Researchers in the Decentralized Information Group (DIG) at Massachusetts Institute of Technology's Computer Science and Artificial Intelligence Laboratory (CSAIL) are developing a protocol they call "HTTP with Accountability," or HTTPA, which will automatically monitor the transmission of private data and allow the data owner to examine how it's being used.
At the IEEE's Conference on Privacy, Security and Trust next month in Toronto, Oshani Seneviratne, an MIT graduate student in electrical engineering and computer science, and Lalana Kagal, a principal research scientist at CSAIL, will present a paper that gives an overview of HTTPA.
Remote access to a Web server would be controlled much the way it is now, through passwords and encryption.
But every time the server transmitted a piece of sensitive data, it would also send a description of the restrictions on the data's use.
An HTTPA-compliant programme also incurs certain responsibilities if it reuses data supplied by another HTTPA-compliant source, researchers said.
Suppose, for instance, that a consulting specialist in a network of physicians wishes to access data created by a patient's primary-care physician, and suppose that she wishes to augment the data with her own notes.

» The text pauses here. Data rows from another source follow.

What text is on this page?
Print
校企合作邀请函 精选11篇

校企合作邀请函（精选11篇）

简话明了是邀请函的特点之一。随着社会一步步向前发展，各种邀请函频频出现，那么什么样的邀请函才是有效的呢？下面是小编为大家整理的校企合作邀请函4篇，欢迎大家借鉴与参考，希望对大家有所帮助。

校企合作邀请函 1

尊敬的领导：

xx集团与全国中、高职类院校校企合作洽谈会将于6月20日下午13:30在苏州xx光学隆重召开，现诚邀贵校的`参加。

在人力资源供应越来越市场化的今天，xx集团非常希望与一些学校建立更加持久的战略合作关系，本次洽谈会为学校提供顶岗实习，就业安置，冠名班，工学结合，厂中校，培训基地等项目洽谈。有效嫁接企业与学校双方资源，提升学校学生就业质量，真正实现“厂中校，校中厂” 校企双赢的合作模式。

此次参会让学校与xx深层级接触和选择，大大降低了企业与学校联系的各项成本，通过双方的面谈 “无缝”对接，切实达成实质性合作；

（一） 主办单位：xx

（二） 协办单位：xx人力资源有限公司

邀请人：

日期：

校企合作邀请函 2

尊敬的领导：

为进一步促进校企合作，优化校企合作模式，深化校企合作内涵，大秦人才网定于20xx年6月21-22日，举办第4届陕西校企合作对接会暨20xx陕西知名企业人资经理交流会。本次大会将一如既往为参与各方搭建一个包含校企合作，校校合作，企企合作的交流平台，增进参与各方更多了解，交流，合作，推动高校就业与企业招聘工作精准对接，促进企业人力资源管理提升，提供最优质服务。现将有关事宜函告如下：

The network of servers is where the heavy lifting happens. When the data owner requests an audit, the servers work through the chain of derivations, identifying all the people who have accessed the data, and what they've done with it.
Seneviratne uses a technology known as distributed hash tables - the technology at the heart of peer-to-peer networks like BitTorrent - to distribute the transaction logs among the servers.

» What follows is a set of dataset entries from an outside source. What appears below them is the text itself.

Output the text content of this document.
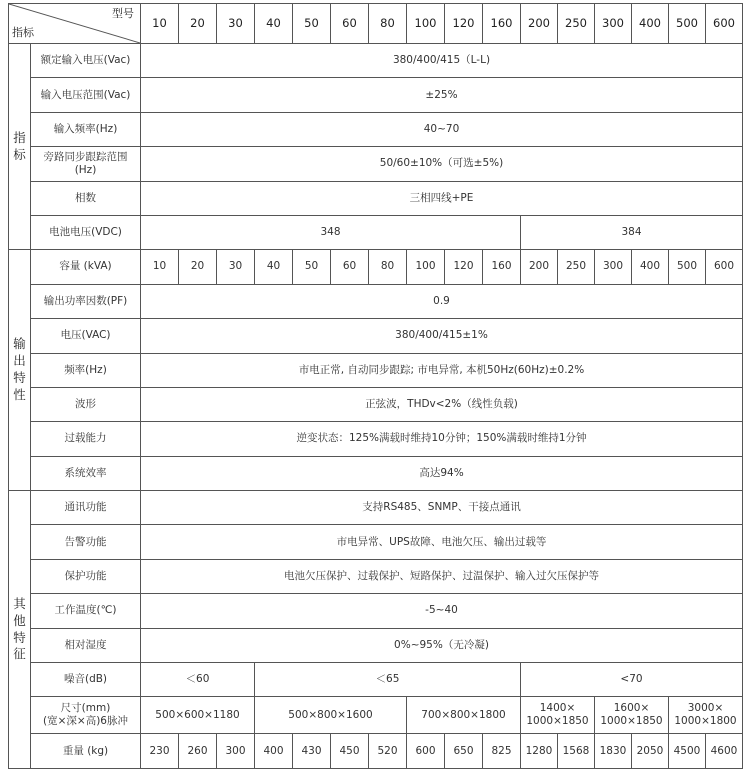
型号
指标		10	20	30	40	50	60	80	100	120	160	200	250	300	400	500	600
指
标	额定输入电压(Vac)	380/400/415（L-L)															
	输入电压范围(Vac)	±25%															
	输入频率(Hz)	40~70															
	旁路同步跟踪范围
(Hz)	50/60±10%（可选±5%)															
	相数	三相四线+PE															
	电池电压(VDC)	348										384					
输
出
特
性	容量 (kVA)	10	20	30	40	50	60	80	100	120	160	200	250	300	400	500	600
	输出功率因数(PF)	0.9															
	电压(VAC)	380/400/415±1%															
	频率(Hz)	市电正常, 自动同步跟踪; 市电异常, 本机50Hz(60Hz)±0.2%															
	波形	正弦波，THDv<2%（线性负载)															
	过载能力	逆变状态：125%满载时维持10分钟；150%满载时维持1分钟															
	系统效率	高达94%															
其
他
特
征	通讯功能	支持RS485、SNMP、干接点通讯															
	告警功能	市电异常、UPS故障、电池欠压、输出过载等															
	保护功能	电池欠压保护、过载保护、短路保护、过温保护、输入过欠压保护等															
	工作温度(℃)	-5~40															
	相对湿度	0%~95%（无冷凝)															
	噪音(dB)	＜60			＜65							<70					
	尺寸(mm)
(宽×深×高)6脉冲	500×600×1180			500×800×1600				700×800×1800			1400×
1000×1850		1600×
1000×1850		3000×
1000×1800	
	重量 (kg)	230	260	300	400	430	450	520	600	650	825	1280	1568	1830	2050	4500	4600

She then simulated a set of transactions - pharmacy visits, referrals to specialists, use of anonymised data for research purposes, and the like - that the volunteers reported as having occurred over the course of a year.
Seneviratne used 300 servers on the experimental network PlanetLab to store the transaction logs; in experiments, the system efficiently tracked down data stored across the network and handled the chains of inference necessary to audit the propagation of data across multiple providers.